Again, at this point we have more questions than answers, as we approach building out an emergent research/media ecosystem as thoughtfully as possible. But I’m excited by the opportunity to draw inspiration from game design in more expansive ways, in a way that helps build larger systems not just for advancement, but for agency, collaboration and discovery — and encourage others building in the wild world of Web3 and DAOs to join us.
As a lingering thought — something you may notice about the concepts of systemic games and skill trees is that while games with these characteristics encourage player emergence, their possibility space as a whole is not emergent, but rather is still fully controlled, constrained and predetermined by the game developers.

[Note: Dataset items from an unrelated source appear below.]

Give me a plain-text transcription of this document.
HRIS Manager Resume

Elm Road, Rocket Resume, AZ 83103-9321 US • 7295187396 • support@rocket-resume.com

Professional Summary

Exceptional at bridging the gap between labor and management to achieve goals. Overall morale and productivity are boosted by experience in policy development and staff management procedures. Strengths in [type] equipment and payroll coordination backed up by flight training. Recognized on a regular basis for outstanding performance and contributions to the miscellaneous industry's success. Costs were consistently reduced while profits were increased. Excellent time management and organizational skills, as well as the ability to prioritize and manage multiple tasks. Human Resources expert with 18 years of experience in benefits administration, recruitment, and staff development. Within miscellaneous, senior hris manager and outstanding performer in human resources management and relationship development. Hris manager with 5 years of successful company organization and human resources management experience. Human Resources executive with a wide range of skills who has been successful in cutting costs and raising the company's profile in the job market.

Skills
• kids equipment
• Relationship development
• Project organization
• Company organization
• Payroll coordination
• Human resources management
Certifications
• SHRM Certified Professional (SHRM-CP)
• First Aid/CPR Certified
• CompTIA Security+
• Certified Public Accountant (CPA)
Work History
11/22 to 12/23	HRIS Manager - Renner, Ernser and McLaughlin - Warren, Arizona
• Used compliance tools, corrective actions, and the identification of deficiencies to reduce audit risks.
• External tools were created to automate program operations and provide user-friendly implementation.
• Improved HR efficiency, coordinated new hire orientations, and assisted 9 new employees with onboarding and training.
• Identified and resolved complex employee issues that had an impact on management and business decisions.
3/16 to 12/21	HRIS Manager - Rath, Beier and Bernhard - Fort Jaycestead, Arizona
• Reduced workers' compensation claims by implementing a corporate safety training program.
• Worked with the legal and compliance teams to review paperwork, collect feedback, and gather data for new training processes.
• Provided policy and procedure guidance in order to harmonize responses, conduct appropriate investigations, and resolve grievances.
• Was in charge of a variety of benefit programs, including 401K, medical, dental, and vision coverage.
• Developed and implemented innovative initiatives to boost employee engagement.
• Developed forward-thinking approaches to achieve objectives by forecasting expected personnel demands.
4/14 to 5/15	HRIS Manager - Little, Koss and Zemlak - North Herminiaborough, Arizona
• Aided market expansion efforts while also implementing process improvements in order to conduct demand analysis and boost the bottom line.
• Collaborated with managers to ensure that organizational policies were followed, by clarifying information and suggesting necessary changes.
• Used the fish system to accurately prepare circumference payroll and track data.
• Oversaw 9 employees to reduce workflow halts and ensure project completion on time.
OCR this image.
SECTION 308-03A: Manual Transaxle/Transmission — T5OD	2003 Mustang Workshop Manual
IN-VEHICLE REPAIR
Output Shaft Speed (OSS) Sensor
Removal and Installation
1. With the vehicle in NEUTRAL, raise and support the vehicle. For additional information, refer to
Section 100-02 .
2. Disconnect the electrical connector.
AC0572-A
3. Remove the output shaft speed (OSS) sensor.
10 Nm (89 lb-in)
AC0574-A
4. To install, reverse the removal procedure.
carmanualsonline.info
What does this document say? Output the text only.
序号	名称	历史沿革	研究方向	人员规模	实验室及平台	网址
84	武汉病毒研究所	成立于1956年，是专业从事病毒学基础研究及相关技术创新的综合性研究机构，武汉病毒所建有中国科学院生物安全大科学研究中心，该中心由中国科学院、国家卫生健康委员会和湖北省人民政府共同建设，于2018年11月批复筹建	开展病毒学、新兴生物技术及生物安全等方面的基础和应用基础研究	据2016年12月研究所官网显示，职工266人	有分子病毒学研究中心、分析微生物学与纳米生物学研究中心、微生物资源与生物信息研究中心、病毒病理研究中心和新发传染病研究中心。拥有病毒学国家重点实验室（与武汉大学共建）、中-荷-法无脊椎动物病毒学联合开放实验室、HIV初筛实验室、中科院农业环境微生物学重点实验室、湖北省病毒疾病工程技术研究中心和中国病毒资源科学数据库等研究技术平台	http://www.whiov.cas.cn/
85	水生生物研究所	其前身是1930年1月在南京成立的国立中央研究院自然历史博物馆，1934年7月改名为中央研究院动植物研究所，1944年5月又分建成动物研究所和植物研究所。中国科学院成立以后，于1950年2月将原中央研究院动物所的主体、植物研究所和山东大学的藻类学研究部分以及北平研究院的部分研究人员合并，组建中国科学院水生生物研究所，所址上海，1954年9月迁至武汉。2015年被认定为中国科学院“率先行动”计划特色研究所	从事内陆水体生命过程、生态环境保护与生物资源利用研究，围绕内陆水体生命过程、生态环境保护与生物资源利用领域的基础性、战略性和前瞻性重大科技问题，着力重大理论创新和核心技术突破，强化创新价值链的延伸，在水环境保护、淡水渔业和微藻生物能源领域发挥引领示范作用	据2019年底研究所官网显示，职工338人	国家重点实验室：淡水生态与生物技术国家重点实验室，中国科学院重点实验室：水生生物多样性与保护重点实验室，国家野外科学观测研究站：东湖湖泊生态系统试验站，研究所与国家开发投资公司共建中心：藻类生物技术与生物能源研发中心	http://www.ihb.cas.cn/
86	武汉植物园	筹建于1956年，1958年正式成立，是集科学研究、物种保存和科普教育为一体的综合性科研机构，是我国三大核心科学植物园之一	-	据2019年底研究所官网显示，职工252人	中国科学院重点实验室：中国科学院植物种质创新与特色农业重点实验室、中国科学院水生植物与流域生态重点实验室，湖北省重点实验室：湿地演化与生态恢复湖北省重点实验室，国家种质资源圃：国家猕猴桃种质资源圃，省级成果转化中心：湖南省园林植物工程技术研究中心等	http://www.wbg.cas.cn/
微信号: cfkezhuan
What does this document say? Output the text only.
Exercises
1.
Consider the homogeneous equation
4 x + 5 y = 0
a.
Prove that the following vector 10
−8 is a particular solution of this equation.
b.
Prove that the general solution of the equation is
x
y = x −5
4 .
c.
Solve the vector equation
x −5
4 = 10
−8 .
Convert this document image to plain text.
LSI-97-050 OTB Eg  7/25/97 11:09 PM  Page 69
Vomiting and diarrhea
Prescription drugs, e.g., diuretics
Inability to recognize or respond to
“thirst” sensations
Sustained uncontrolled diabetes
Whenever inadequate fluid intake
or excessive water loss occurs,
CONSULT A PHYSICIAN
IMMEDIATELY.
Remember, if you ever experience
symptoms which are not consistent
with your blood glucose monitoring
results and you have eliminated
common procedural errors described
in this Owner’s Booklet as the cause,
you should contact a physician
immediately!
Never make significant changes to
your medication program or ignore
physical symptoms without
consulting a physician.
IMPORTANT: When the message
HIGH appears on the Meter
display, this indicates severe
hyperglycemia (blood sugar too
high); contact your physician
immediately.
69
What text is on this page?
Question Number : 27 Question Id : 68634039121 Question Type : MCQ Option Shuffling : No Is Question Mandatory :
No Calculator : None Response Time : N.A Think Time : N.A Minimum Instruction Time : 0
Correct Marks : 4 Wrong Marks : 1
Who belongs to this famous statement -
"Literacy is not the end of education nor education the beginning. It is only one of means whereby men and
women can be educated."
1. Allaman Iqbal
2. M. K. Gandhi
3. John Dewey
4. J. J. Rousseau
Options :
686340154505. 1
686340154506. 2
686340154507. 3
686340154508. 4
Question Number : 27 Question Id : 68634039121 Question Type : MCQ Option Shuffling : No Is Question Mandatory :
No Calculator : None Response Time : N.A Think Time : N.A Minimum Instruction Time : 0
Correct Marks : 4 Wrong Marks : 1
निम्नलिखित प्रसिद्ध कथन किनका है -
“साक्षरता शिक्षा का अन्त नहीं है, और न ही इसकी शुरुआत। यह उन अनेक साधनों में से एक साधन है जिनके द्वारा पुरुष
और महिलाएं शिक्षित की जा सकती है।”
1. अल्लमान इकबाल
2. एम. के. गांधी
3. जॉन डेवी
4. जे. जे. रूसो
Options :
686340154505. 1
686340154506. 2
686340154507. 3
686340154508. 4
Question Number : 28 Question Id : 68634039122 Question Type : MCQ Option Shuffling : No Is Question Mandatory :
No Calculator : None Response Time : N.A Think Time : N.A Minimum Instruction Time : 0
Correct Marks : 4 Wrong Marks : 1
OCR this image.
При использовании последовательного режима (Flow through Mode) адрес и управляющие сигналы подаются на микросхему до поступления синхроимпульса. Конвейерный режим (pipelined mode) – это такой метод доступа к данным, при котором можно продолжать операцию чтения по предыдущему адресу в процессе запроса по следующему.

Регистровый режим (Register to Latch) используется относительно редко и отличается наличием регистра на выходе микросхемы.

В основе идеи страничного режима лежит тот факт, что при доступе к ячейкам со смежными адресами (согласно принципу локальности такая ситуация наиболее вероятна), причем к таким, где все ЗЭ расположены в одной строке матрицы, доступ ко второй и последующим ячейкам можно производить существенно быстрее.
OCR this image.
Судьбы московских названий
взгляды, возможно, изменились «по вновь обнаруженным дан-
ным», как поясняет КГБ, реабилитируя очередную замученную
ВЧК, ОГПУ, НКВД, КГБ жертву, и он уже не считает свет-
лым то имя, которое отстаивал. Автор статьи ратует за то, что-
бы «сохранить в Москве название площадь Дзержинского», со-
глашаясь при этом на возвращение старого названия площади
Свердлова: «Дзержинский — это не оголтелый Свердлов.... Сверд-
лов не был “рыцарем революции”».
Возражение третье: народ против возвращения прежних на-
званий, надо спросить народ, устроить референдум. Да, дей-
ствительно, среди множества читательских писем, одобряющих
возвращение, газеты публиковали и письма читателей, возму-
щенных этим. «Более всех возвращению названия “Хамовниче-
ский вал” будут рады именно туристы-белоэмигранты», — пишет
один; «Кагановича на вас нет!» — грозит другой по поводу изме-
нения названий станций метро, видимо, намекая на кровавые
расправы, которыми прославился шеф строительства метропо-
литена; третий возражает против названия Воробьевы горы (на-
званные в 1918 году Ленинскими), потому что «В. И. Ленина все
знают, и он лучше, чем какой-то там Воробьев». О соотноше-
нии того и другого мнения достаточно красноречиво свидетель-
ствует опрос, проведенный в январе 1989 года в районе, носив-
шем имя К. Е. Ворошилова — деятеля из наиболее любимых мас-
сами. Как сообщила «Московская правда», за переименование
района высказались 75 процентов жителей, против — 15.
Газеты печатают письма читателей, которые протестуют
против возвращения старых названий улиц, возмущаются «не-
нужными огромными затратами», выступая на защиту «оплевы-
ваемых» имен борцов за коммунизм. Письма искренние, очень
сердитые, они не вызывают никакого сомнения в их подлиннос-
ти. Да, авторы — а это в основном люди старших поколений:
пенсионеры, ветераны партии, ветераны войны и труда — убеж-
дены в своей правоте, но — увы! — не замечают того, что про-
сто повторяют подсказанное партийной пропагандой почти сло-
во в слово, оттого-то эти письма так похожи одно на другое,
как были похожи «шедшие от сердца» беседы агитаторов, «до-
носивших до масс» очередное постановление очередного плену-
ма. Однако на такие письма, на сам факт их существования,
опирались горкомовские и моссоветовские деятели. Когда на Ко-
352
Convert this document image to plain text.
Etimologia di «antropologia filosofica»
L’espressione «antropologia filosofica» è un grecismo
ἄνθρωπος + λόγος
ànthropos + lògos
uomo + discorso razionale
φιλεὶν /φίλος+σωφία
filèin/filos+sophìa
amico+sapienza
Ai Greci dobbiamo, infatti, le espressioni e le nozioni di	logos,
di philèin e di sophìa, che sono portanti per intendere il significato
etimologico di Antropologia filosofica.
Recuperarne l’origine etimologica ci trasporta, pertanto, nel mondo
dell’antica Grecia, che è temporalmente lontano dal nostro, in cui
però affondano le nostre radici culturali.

In the context of systemic games, it’s not like the players themselves are designing the systems as a whole; the overall game designers, or game “masters,” establish a coherent, predetermined set of rules top-down for how the various systems within a game will talk to each other, in a way that is legible enough to players such that over time they can start to build their own narratives on top of these systems. In the context of skill trees, your path through the tree can be personalized, but the possibility space is always set in stone beforehand, and likely you still need hand-holding from the game early on to understand all the different potential paths you could take as a “player.”
To translate this line of thinking to DAOs and emergent organizational design: Even if members’ paths to engagement within a DAO may be more emergent or unpredictable in nature, DAO designers and operators still have important top-down roles to play as arbiters of the possibility spaces within their respective communities.
As one of my favorite examples of this way of operating: CabinDAO has published this really detailed and thoughtful guide to how they approach emergent-friendly onboarding (or “wayfinding”), including a detailed onboarding inventory document that can be thought of as a design template for the “possibility space” of engagement around their specific community and mission. In general, top-down DAO documentation like this does not kill emergence, but rather is crucial for ensuring that emergent contributions and member pathways remain in service of the DAO’s overall ethos and mission, especially as the community scales. CabinDAO contributor Roxine Kee has even suggested that documentation guilds will become a more common organizational subunit within DAOs in the near future, for the purpose of “scal[ing] narrative while retaining culture.”